In the past two quarters, the company has stepped up actions to improve financial results in its personal communications business by realigning the segment to respond to changes in the market and to improve the existing cost structure. Focus has been on product simplification and restructuring of the supply chain.
Motorola said orders for wireless phones in the Americas increased, while sales were significantly higher.
"Despite a slowdown in the growth of overall consumer spending, we expect demand for wireless, broadband and work-group equipment and service to grow as individuals continue to be attracted to broadband's triple play of voice, data and multimedia, as well as the convenience of portable communications products," said chairman/CEO Christopher B. Galvin.

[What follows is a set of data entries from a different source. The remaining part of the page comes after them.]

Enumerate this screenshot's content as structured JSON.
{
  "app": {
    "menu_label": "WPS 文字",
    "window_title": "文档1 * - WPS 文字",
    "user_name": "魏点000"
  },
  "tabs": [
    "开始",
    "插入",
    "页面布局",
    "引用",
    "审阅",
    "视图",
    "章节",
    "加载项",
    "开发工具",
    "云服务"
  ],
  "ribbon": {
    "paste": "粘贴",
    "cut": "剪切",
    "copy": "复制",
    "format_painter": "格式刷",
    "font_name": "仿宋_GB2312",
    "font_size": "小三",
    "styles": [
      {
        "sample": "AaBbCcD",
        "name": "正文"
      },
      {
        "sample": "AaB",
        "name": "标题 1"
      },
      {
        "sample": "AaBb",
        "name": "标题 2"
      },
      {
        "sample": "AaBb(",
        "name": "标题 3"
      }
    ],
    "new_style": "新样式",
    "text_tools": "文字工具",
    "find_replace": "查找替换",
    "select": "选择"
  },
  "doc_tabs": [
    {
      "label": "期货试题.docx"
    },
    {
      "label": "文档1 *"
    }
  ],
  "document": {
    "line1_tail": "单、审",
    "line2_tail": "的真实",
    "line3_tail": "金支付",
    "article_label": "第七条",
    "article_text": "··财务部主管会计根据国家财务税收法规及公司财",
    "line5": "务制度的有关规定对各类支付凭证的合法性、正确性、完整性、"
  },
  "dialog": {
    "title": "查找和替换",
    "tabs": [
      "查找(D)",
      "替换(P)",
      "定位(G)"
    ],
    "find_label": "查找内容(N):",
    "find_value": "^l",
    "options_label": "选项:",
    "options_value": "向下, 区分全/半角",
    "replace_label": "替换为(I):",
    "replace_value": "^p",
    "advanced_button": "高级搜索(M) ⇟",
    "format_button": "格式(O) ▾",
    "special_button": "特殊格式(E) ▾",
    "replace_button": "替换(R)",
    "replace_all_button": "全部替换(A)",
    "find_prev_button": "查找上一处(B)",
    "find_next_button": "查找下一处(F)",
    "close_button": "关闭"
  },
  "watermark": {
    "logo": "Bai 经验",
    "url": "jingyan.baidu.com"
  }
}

"The robustness of business activity in this economic cycle for companies like Motorola over the next few quarters will be largely determined by the level of success of further change in fiscal, tax and regulatory policy worldwide," said Galvin. "We are still in the early phase of this change in economic cycle. Therefore, its pace and direction are not firmly predictable."
For the full year, Motorola's sales from ongoing operations climbed 17 percent to $37.6 billion, compared with $32 billion a year ago. Including sales from businesses sold in 1999, sales increased 14 percent from $33.1 billion a year ago.
Full-year earnings from ongoing operations, excluding special items, were $1.9 billion, compared with $1.4 billion a year earlier. Including earnings from businesses sold in 1999, full-year earnings climbed 29 percent, compared with $1.5 billion in the previous 12 months.